In an attempt to innovate the classroom experience with enhanced interactivity between course content and media, MU’s Department of Space Planning and Management updated a room in Strickland Hall in fall 2010.
Decking it out with interactive whiteboards and seats “much more comfortable than your average chair,” these futuristic rooms were created with the purpose of improving the classroom experience. Instructors at the time lauded the room’s ability to create a “more mature and intellectual,” rather than “institutional,” learning environment.
Now less than a year later, plans have been set to expand the program to other facilities on campus.
We are enthusiastic about concrete initiatives to better integrate interactive media into the classroom, as we’ve all at one point been in the audience of a broken projector or DVD player. Enhancing the technology of our classrooms is certainly a worthwhile task, and we advocate it when appropriate.
However, carrying a $100,000 price tag apiece, these rooms seem excessive compared to MU’s ever-increasing list of deferred maintenance projects on campus. Rather than using what limited money we have to improve cracked walls and chipped painted, MU’s move to spend thousands on brand-new technology is made more frustrating by the technology’s underuse by instructors.
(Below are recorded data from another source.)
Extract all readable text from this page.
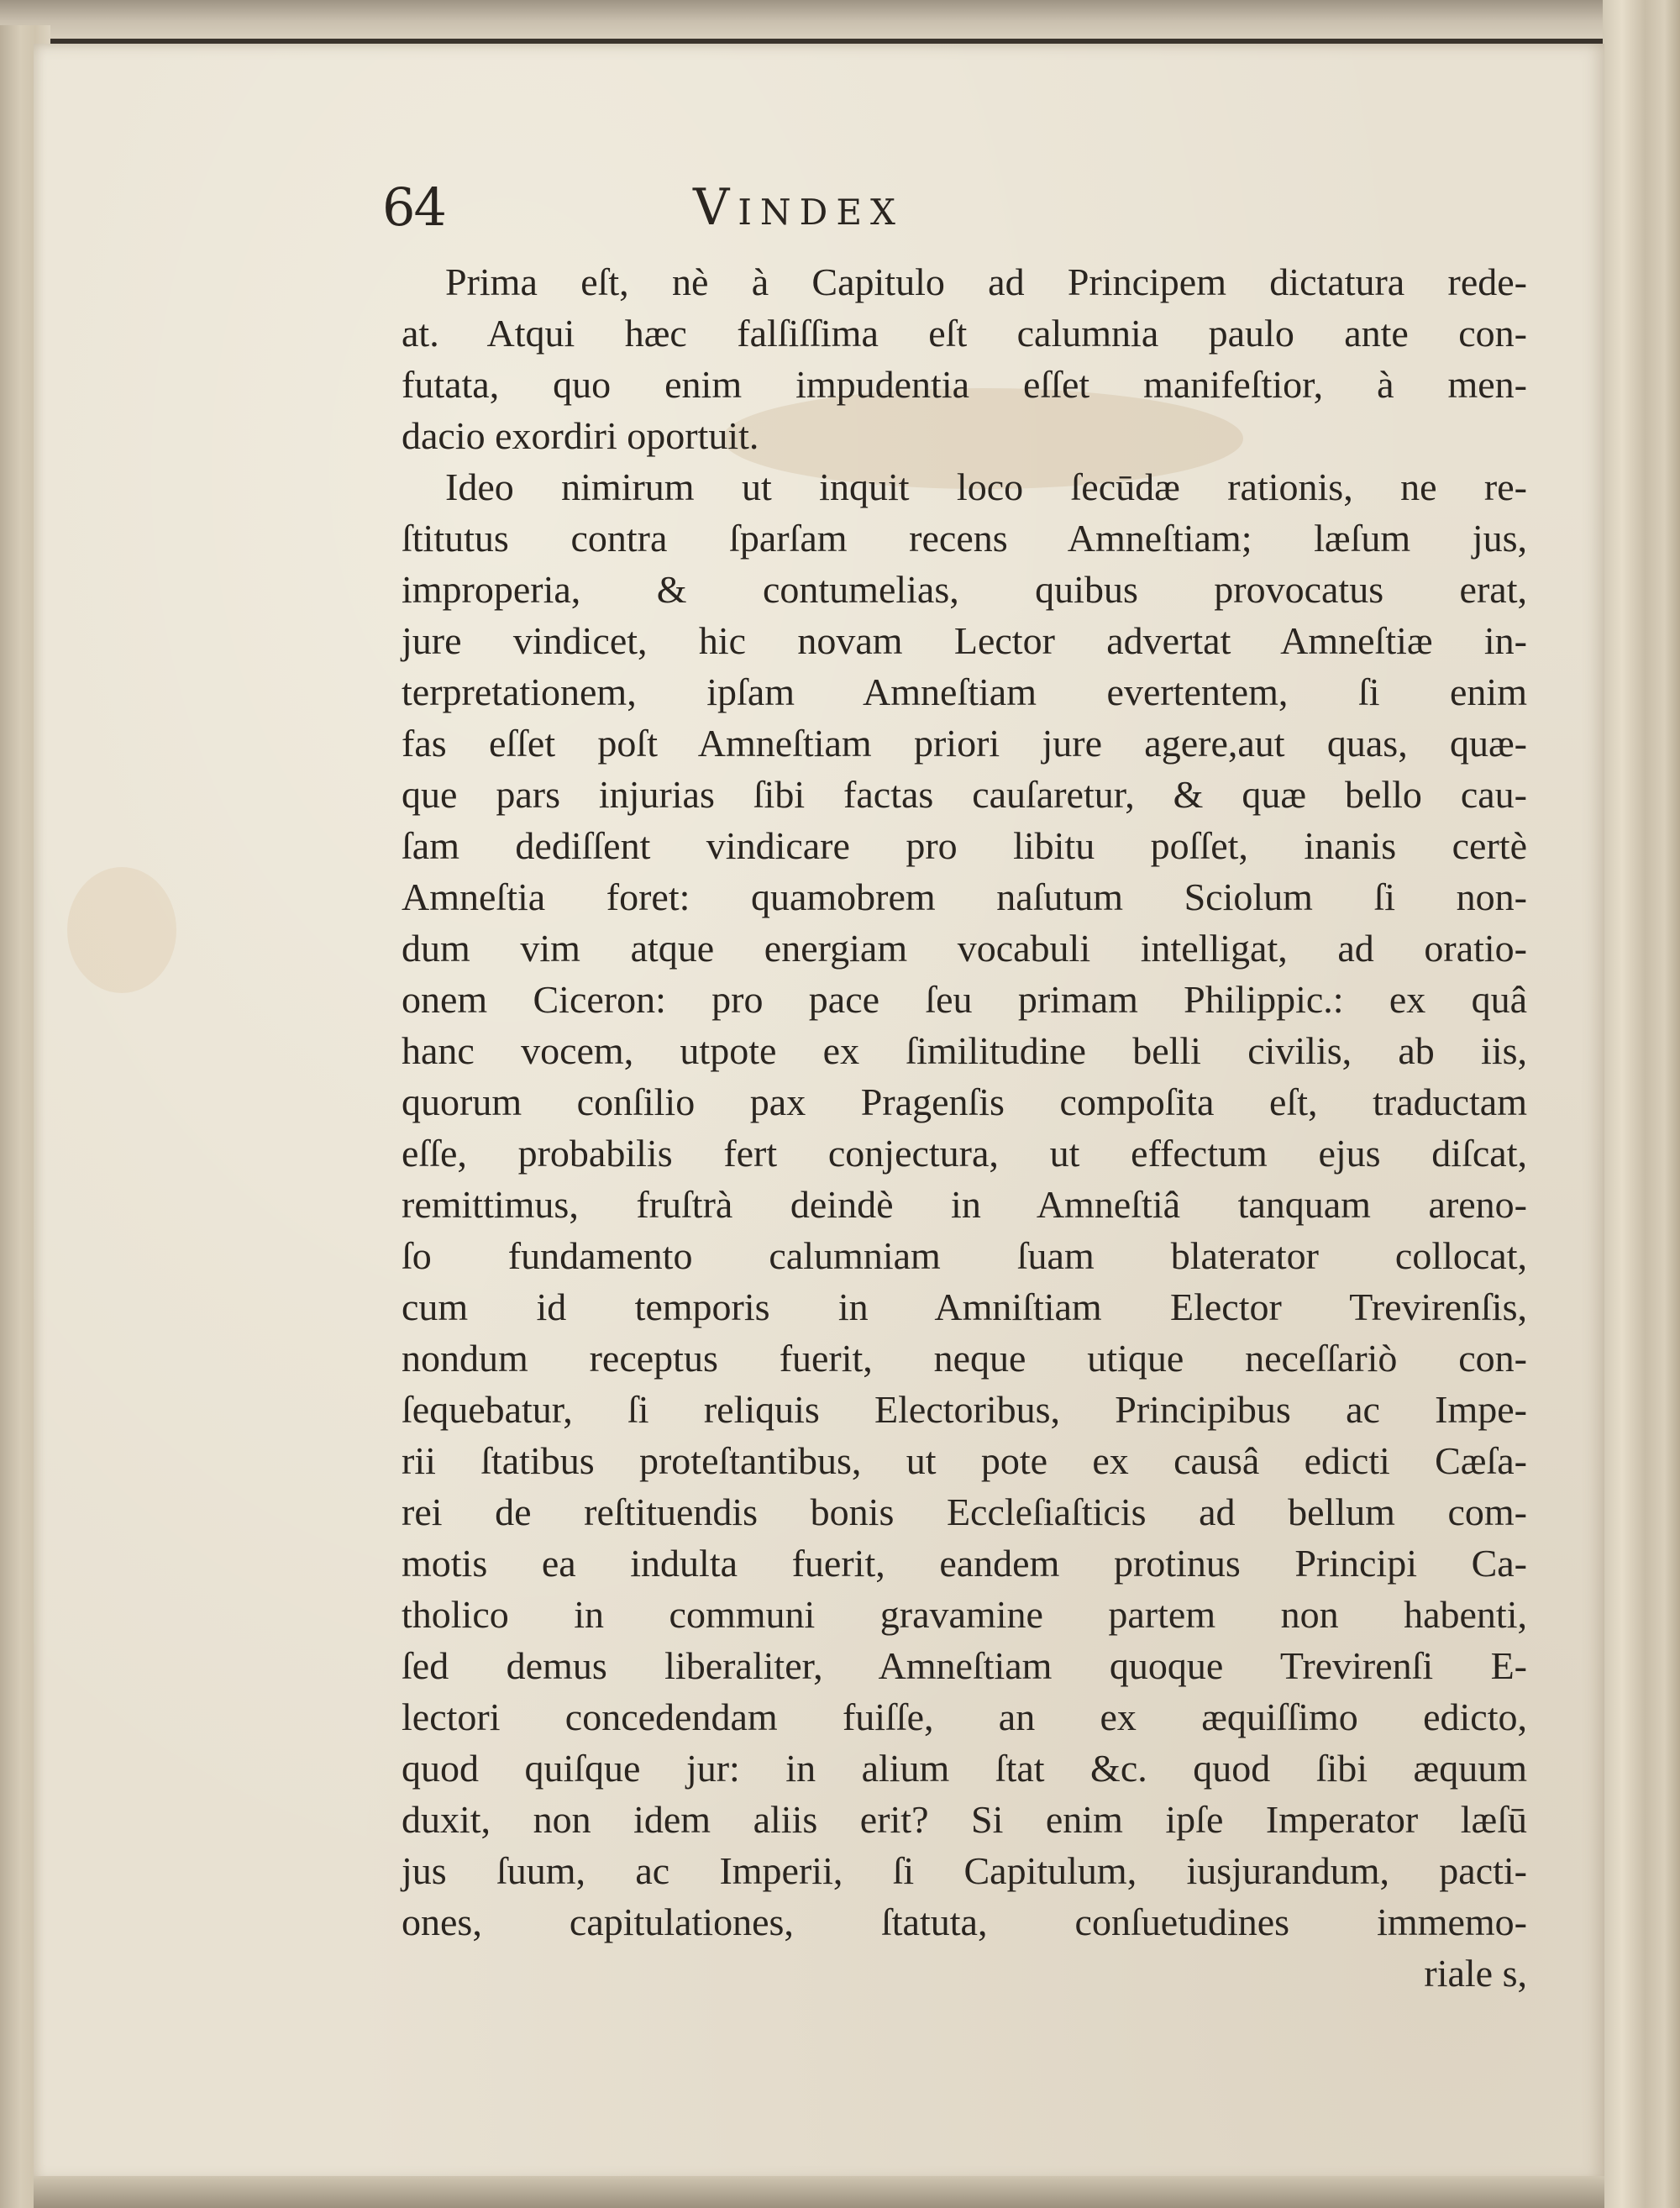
64	Vindex
Prima eſt, nè à Capitulo ad Principem dictatura rede-
at. Atqui hæc falſiſſima eſt calumnia paulo ante con-
futata, quo enim impudentia eſſet manifeſtior, à men-
dacio exordiri oportuit.
Ideo nimirum ut inquit loco ſecūdæ rationis, ne re-
ſtitutus contra ſparſam recens Amneſtiam; læſum jus,
improperia, & contumelias, quibus provocatus erat,
jure vindicet, hic novam Lector advertat Amneſtiæ in-
terpretationem, ipſam Amneſtiam evertentem, ſi enim
fas eſſet poſt Amneſtiam priori jure agere,aut quas, quæ-
que pars injurias ſibi factas cauſaretur, & quæ bello cau-
ſam dediſſent vindicare pro libitu poſſet, inanis certè
Amneſtia foret: quamobrem naſutum Sciolum ſi non-
dum vim atque energiam vocabuli intelligat, ad oratio-
onem Ciceron: pro pace ſeu primam Philippic.: ex quâ
hanc vocem, utpote ex ſimilitudine belli civilis, ab iis,
quorum conſilio pax Pragenſis compoſita eſt, traductam
eſſe, probabilis fert conjectura, ut effectum ejus diſcat,
remittimus, fruſtrà deindè in Amneſtiâ tanquam areno-
ſo fundamento calumniam ſuam blaterator collocat,
cum id temporis in Amniſtiam Elector Trevirenſis,
nondum receptus fuerit, neque utique neceſſariò con-
ſequebatur, ſi reliquis Electoribus, Principibus ac Impe-
rii ſtatibus proteſtantibus, ut pote ex causâ edicti Cæſa-
rei de reſtituendis bonis Eccleſiaſticis ad bellum com-
motis ea indulta fuerit, eandem protinus Principi Ca-
tholico in communi gravamine partem non habenti,
ſed demus liberaliter, Amneſtiam quoque Trevirenſi E-
lectori concedendam fuiſſe, an ex æquiſſimo edicto,
quod quiſque jur: in alium ſtat &c. quod ſibi æquum
duxit, non idem aliis erit? Si enim ipſe Imperator læſū
jus ſuum, ac Imperii, ſi Capitulum, iusjurandum, pacti-
ones, capitulationes, ſtatuta, conſuetudines immemo-
riale s,
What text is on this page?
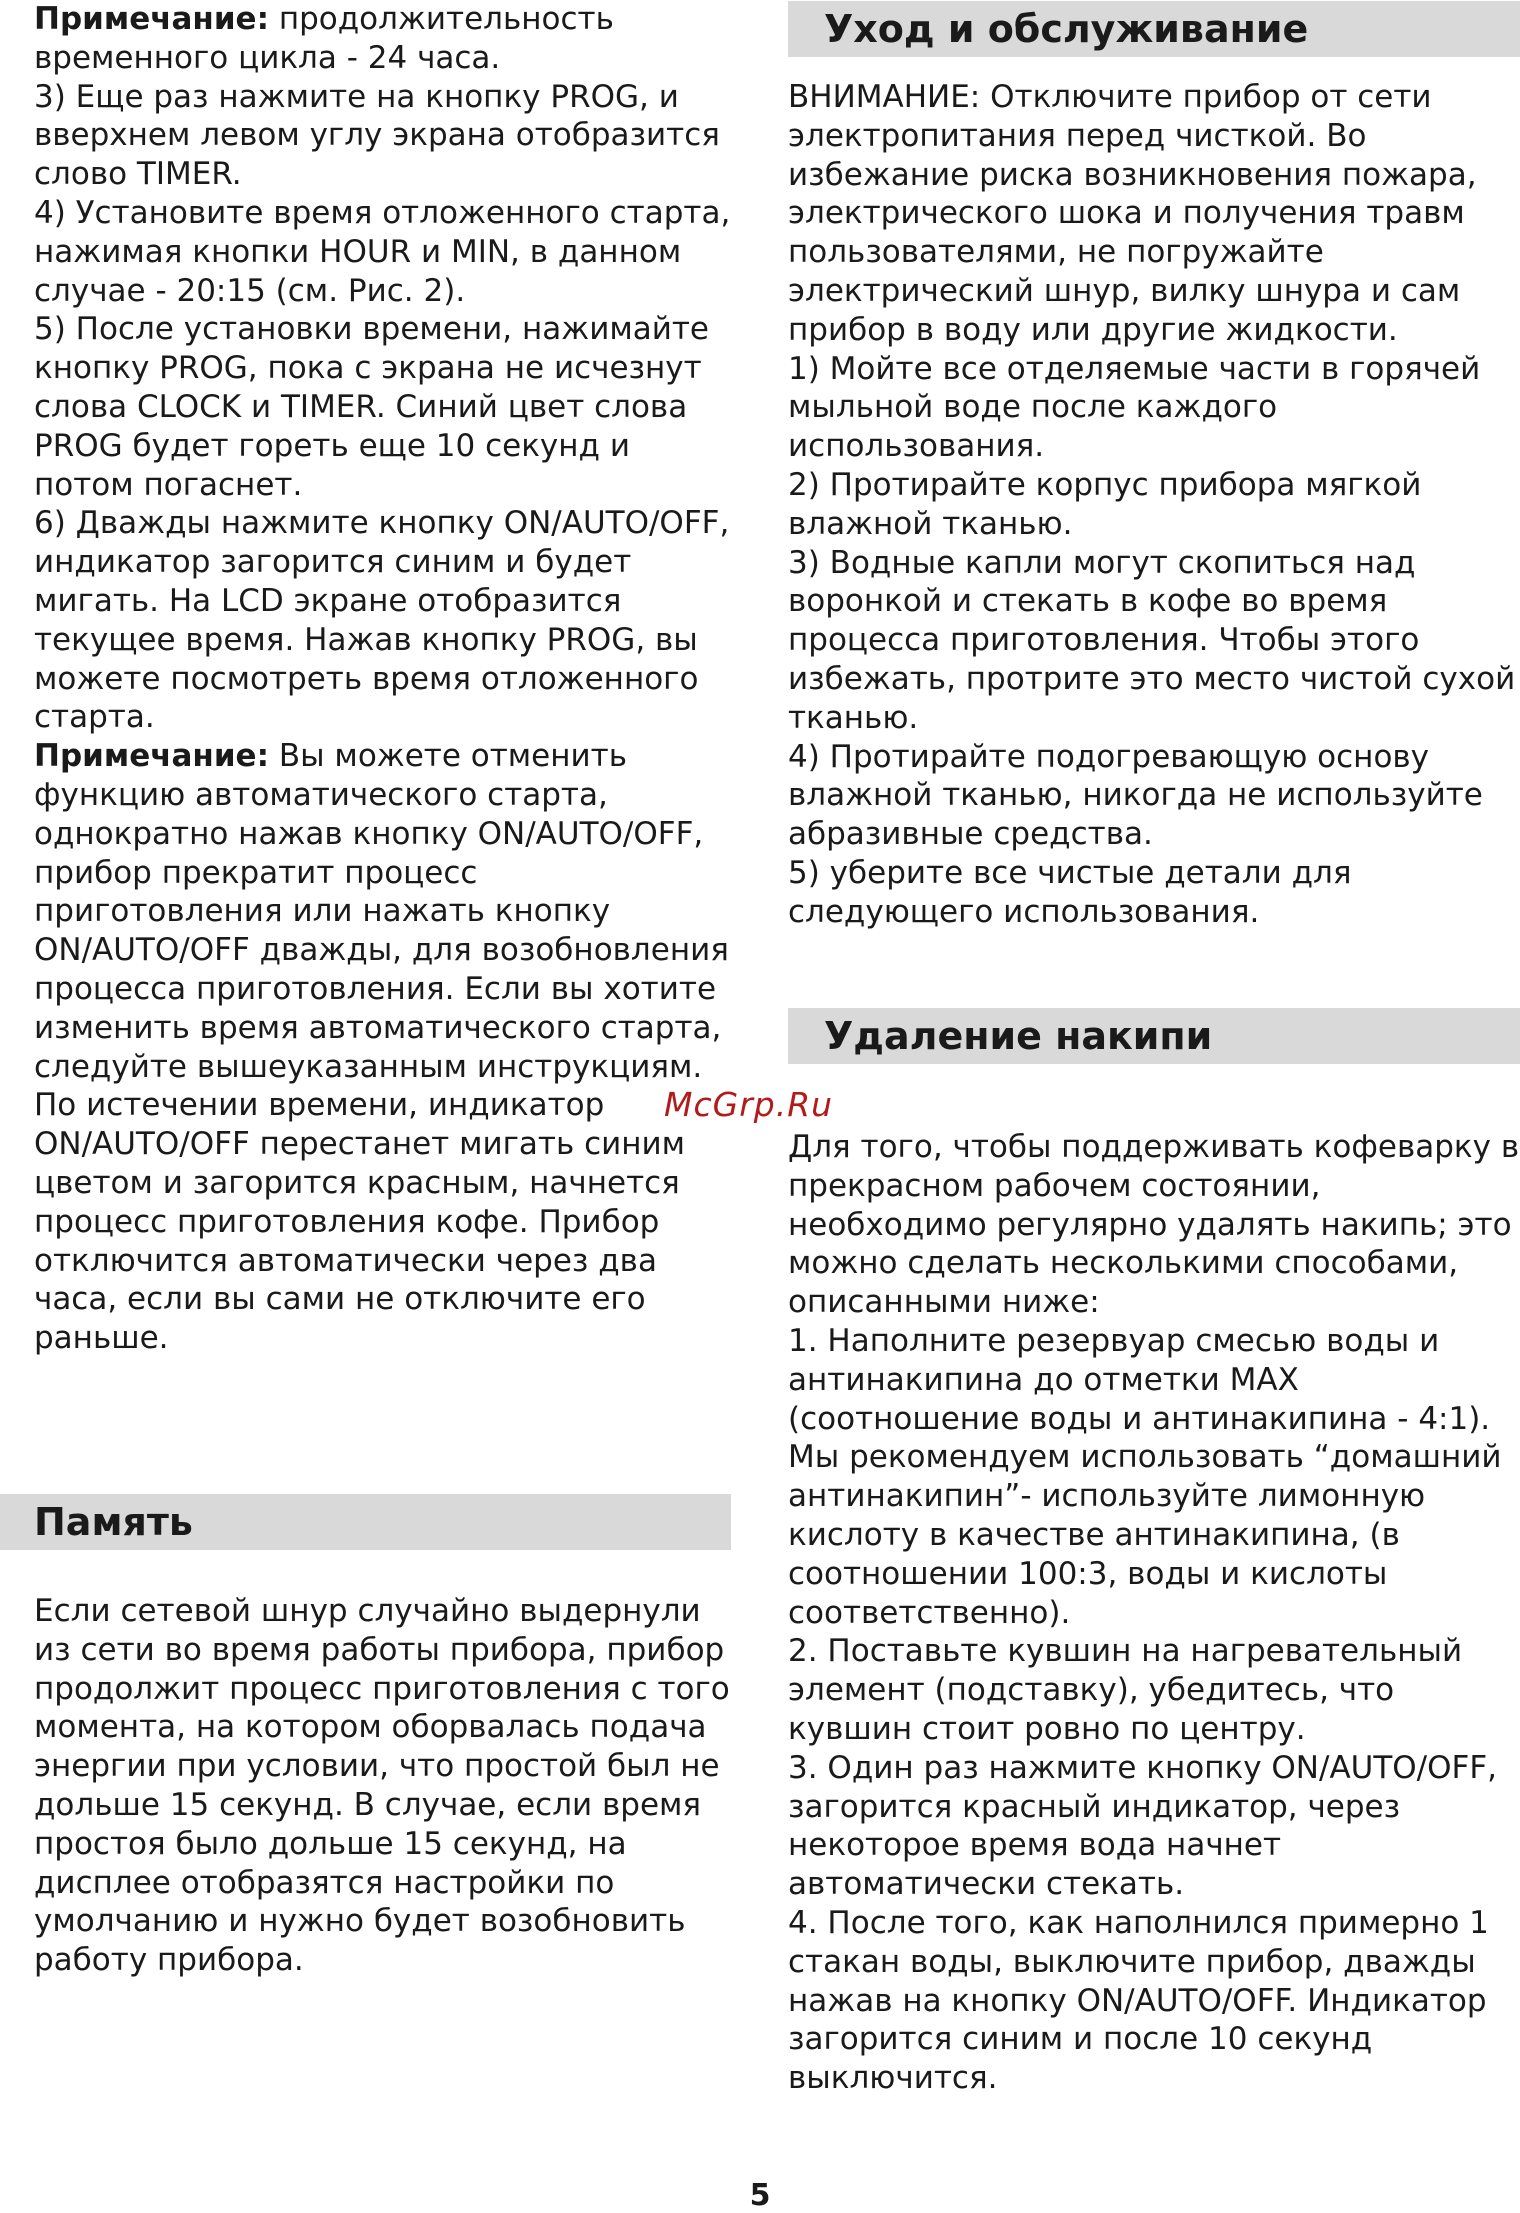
Примечание: продолжительность временного цикла - 24 часа.

3) Еще раз нажмите на кнопку PROG, и вверхнем левом углу экрана отобразится слово TIMER.

4) Установите время отложенного старта, нажимая кнопки HOUR и MIN, в данном случае - 20:15 (см. Рис. 2).

5) После установки времени, нажимайте кнопку PROG, пока с экрана не исчезнут слова CLOCK и TIMER. Синий цвет слова PROG будет гореть еще 10 секунд и потом погаснет.

6) Дважды нажмите кнопку ON/AUTO/OFF, индикатор загорится синим и будет мигать. На LCD экране отобразится текущее время. Нажав кнопку PROG, вы можете посмотреть время отложенного старта.

Примечание: Вы можете отменить функцию автоматического старта, однократно нажав кнопку ON/AUTO/OFF, прибор прекратит процесс приготовления или нажать кнопку ON/AUTO/OFF дважды, для возобновления процесса приготовления. Если вы хотите изменить время автоматического старта, следуйте вышеуказанным инструкциям.

По истечении времени, индикатор ON/AUTO/OFF перестанет мигать синим цветом и загорится красным, начнется процесс приготовления кофе. Прибор отключится автоматически через два часа, если вы сами не отключите его раньше.

Память

Если сетевой шнур случайно выдернули из сети во время работы прибора, прибор продолжит процесс приготовления с того момента, на котором оборвалась подача энергии при условии, что простой был не дольше 15 секунд. В случае, если время простоя было дольше 15 секунд, на дисплее отобразятся настройки по умолчанию и нужно будет возобновить работу прибора.

Уход и обслуживание

ВНИМАНИЕ: Отключите прибор от сети электропитания перед чисткой. Во избежание риска возникновения пожара, электрического шока и получения травм пользователями, не погружайте электрический шнур, вилку шнура и сам прибор в воду или другие жидкости.

1) Мойте все отделяемые части в горячей мыльной воде после каждого использования.

2) Протирайте корпус прибора мягкой влажной тканью.

3) Водные капли могут скопиться над воронкой и стекать в кофе во время процесса приготовления. Чтобы этого избежать, протрите это место чистой сухой тканью.

4) Протирайте подогревающую основу влажной тканью, никогда не используйте абразивные средства.

5) уберите все чистые детали для следующего использования.

Удаление накипи
McGrp.Ru

Для того, чтобы поддерживать кофеварку в прекрасном рабочем состоянии, необходимо регулярно удалять накипь; это можно сделать несколькими способами, описанными ниже:

1. Наполните резервуар смесью воды и антинакипина до отметки MAX (соотношение воды и антинакипина - 4:1). Мы рекомендуем использовать “домашний антинакипин”- используйте лимонную кислоту в качестве антинакипина, (в соотношении 100:3, воды и кислоты соответственно).

2. Поставьте кувшин на нагревательный элемент (подставку), убедитесь, что кувшин стоит ровно по центру.

3. Один раз нажмите кнопку ON/AUTO/OFF, загорится красный индикатор, через некоторое время вода начнет автоматически стекать.

4. После того, как наполнился примерно 1 стакан воды, выключите прибор, дважды нажав на кнопку ON/AUTO/OFF. Индикатор загорится синим и после 10 секунд выключится.

5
Now a semester after the room’s installation, MU reports positive feedback from students and teachers about the room’s atmosphere. One instructor, graduate student Thomas Coleman, said he did not use the technology at all.
It’s apparent to us that MU is not being choosy in the ways in which they fill the room. Rather than randomly assigning classes to these futuristic rooms, MU needs to be deliberate in considering how the room can enhance certain curricula more than others. MU should also consider assigning certain professors to the room who actually intend to apply the technology to their teaching, rather than a teacher for whom the technology is unneeded.
And even broader, MU should consider placing fiscal responsibility over the quite-marketable endeavor of producing the most innovative classrooms around. We should place the quality of our entire campus into the forefront, rather than fixing things that don’t need to be fixed.